Wednesday, April 12, 2006

"Christian" Nation?

Read this:


Tennessee Congressman John Duncan wants to commemorate the event with a resolution reaffirming the motto and calling on Americans to reflect on the blessing of God on our nation. Amanda Banks of Focus on the Family Action says while resolutions are not law, Congress uses them express its opinion.

“Resolutions are important. They do go into the Congressional Record, obviously, and they show congressional support.”

The support might be needed as the motto is under attack in a federal court by atheist Michael Newdow.

“I hope he gets it passed. He won’t, but it’s just like the best evidence I have for my case.”

He’s optimistic because the resolution lists 16 historical findings including, “This American trust in the Christian Deity dates from the earliest colonial days…” Attorney Jay Sekulow concedes that might cross the line.
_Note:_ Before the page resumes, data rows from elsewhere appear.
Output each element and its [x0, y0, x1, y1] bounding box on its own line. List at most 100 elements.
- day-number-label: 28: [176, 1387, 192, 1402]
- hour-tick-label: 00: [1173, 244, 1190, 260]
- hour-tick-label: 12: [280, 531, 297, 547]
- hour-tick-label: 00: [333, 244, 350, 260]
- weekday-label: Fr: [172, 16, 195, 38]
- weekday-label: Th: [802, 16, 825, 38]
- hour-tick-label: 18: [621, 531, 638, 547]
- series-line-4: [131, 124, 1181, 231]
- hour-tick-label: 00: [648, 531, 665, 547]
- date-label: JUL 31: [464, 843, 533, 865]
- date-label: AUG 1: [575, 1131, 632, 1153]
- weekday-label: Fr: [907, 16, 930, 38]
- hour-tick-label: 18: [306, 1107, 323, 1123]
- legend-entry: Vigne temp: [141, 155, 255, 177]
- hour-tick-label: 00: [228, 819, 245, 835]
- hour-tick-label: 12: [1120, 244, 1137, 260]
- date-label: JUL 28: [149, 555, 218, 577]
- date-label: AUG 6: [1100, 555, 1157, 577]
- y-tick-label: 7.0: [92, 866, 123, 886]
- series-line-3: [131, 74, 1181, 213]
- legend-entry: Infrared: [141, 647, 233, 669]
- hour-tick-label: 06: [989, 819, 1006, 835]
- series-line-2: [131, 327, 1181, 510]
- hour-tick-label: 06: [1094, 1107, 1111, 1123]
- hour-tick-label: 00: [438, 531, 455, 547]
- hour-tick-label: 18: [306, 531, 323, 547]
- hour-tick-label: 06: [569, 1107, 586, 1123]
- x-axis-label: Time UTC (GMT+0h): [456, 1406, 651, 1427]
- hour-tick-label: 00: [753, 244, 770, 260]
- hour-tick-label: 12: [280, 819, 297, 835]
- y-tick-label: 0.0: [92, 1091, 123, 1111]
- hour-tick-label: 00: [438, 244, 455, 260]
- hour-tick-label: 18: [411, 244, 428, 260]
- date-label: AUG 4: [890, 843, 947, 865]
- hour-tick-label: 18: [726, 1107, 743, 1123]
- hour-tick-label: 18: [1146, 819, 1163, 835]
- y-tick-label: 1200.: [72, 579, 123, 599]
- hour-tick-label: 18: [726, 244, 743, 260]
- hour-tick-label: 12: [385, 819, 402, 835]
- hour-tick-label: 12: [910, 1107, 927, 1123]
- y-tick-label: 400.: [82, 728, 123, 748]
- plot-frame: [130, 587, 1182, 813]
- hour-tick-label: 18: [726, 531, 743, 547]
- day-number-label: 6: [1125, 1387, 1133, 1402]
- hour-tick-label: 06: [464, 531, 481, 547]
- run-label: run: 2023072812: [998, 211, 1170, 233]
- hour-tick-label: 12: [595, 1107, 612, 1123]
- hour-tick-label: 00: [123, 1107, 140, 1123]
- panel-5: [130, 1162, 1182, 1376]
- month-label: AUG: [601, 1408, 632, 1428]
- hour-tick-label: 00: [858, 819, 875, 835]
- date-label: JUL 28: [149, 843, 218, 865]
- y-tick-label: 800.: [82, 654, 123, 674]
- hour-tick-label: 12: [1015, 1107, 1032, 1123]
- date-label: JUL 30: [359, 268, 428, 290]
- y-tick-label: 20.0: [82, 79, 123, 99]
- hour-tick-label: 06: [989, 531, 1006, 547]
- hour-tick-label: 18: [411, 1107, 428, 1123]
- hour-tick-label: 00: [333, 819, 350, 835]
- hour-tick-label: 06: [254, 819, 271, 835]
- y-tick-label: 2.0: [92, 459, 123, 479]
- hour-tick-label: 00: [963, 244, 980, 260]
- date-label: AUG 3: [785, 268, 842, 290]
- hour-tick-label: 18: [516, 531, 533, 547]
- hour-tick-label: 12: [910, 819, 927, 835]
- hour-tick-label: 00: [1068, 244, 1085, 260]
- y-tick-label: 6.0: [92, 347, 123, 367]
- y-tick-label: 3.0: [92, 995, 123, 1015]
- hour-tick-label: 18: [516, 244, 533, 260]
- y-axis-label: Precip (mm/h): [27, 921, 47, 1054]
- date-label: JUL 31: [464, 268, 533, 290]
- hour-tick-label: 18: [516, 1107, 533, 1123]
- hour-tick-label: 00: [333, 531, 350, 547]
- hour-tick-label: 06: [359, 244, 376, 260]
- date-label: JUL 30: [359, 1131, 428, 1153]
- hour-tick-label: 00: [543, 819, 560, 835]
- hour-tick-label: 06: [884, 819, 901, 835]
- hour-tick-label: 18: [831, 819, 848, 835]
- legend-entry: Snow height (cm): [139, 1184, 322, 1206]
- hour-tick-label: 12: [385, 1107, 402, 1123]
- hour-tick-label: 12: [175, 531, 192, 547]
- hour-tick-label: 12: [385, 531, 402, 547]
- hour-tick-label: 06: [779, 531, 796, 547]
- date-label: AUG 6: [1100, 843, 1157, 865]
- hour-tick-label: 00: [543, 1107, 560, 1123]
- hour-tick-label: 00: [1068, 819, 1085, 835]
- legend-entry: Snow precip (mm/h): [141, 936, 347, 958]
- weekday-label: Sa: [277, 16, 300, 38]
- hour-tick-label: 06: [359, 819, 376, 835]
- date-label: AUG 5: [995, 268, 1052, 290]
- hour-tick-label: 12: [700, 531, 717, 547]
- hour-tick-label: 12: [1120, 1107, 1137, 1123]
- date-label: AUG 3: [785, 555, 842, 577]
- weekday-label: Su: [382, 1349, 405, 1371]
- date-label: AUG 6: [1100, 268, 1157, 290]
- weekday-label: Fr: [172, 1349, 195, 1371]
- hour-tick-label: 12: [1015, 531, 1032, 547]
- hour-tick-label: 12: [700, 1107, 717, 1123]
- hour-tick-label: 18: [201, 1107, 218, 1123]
“Part of the resolution’s absolutely fine that talks about the religious heritage of America but the reference to a specific religion in the resolution probably would cause some problems.”

But he thinks a legal challenge is unlikely. Constitutionality notwithstanding, historian David Barton says all the findings are historically accurate and it’s appropriate to commemorate the anniversary.

“A great way to conserve and commemorate the national motto would be simply to read this resolution.”


(Thomas doesn't list any resolution of the sort as of today.)Now read this (HT:Brayton):

Roger Williams was banished from the Colony because he challenged Winthrop's idea that America was a "new Israel." At the beginning of his Bloudy Tenent of Persecution for Cause of Conscience (1644), Williams explained one of the theses of his book: "The state of the land of Israel, the kings and people thereof, in peace and war, is proved figurative and ceremonial, and no pattern nor precedent for any kingdom or civil state in the world to follow." (p. 3)

Roger Williams founded the colony of Rhode Island and established the first Baptist church in America.
Williams was not the only Baptist to suffer such persecution. John Clarke, pastor of the Baptist Church at Newport, Rhode Island published an account of religious persecution in New England in his Ill News from New-England(1652). In it he told how in the summer of 1651, Obadiah Holmes, John Crandall, and John Clarke -- all members of the Baptist Church at Newport, Rhode Island -- were arrested and imprisoned for holding an unauthorized worship service in the home of a blind Baptist named William Witter who lived at Lynn, Massachusetts outside Boston. They were sentenced to be fined or whipped. Fines for Clarke and Crandall were paid by friends. Holmes refused to let friends pay his fine and was publicly whipped on the streets of Boston on September 6, 1651.

A year after Clarke's book was published, Henry Dunster, the first president of Harvard University, was forced to resign from his position and banished from Cambridge, Massachusetts. His crime: refusing to have his fourth child baptized as an infant and proclaiming that only believers should be baptized.

And these are just a few examples of what life was like in Massachusetts during the days of the pilgrims.

When Baptists begin holding up colonial Massachusetts as a model for modern society it demonstrates something about the transvaluation of beliefs and convictions that modern fundamentalists have brought about in Baptist life. They truly have more in common with colonial theocratic Puritans than they do with their Baptist ancestors....

As bad as it was for Baptists, it was worse for Quakers.

Sydney Ahlstrom records some of the ways that the authorities dealt with Quakers, "In July 1656 the ship Swallow anchored in Boston Harbor. It became known quickly that on board were two Quaker women, Mary Fisher and Ann Austin, who had shipped from Barbados. The authorities moved swiftly. The women were kept on ship while their belongings were searched and more than one hundred books confiscated. Although there was as yet no law against Quakers in Massachusetts, the two were hurried off to jail, stripped of all their clothing, and inspected for tokens of witchcraft. After five weeks, the captain of the Swallow was placed under a 100 pound bond to carry them back to Barbados." A Religious History of the American People, p. 178.

When these efforts failed to keep Quakers out of the colony, they resorted to more drastic measures. William Robinson, Marmaduke Stephenson, and William Leddra are listed among the Quaker martyrs in Massachusetts. The last Quaker martyr in Massachusetts, Mary Dyer, was hanged in the Boston Common on June 1, 1660. All died in defiance of a law banning Quakers from Massachusetts Bay Colony.

A statue of Mary Dyer now stands in front of the State Capitol in Massachusetts as a constant reminder of the Colony's shameful legacy of religious intolerance.



Of course this is about power for the sake restriction of liberty, not morality.